Evening Sale
Live Virtual Auction, 28 May 2024
Evening Sale
About this Item
signed
Notes
In 2005, William Kentridge premiered his commissioned production of Mozart’s Die Zauberflöte (The Magic Flute) at the Royal Theatre of La Monnaie, an opera house in Brussels. As part of his planning for this large-scale production Kentridge created a miniature theatre in his studio to develop his set design and work out the relationship between the live actors and projected stop-animation films. Kentridge’s directorial aid was subsequently exhibited at the Goodman Gallery. The exhibition also included working drawings and fragments used in creating animations for the opera. This drawing, which derives from that exhibition, presents a series of preliminary studies for the intricately layered physical proscenium that Kentridge used to surround the central stage space.
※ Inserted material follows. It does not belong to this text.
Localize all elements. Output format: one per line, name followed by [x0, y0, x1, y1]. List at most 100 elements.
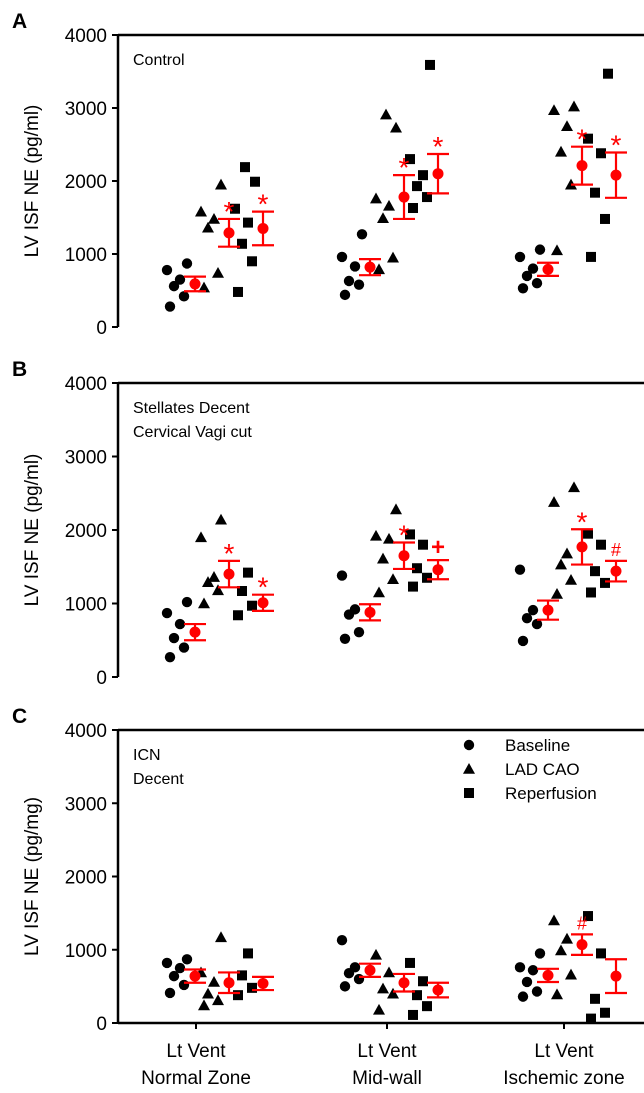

The drawings rhythmically repeat motifs (stage curtains, tropical palms) in a dominant chromatic hue of charcoal black. The sober tone is consistent with Kentridge’s contemporary reading of Mozart’s opera. ‘Mozart wrote Die Zauberflöte in 1791, when an optimism and clear belief in the Enlightenment were possible,’ Kentridge told an audience at Harvard University in 2012. ‘Such an optimism is no longer available. Not just the individual monsters of history but the calamitous history of colonialism, the primary political manifestation of the Enlightenment, are both object lessons we cannot ignore.’1 Kentridge’s use of charcoal as a thinking tool for manifesting these thoughts in his stage design points to the remarkable utility of charcoal in Kentridge’s creative universe.
1 William Kentridge (2014) Six Drawing Lessons, Massachusetts, Harvard University Press. Page 48.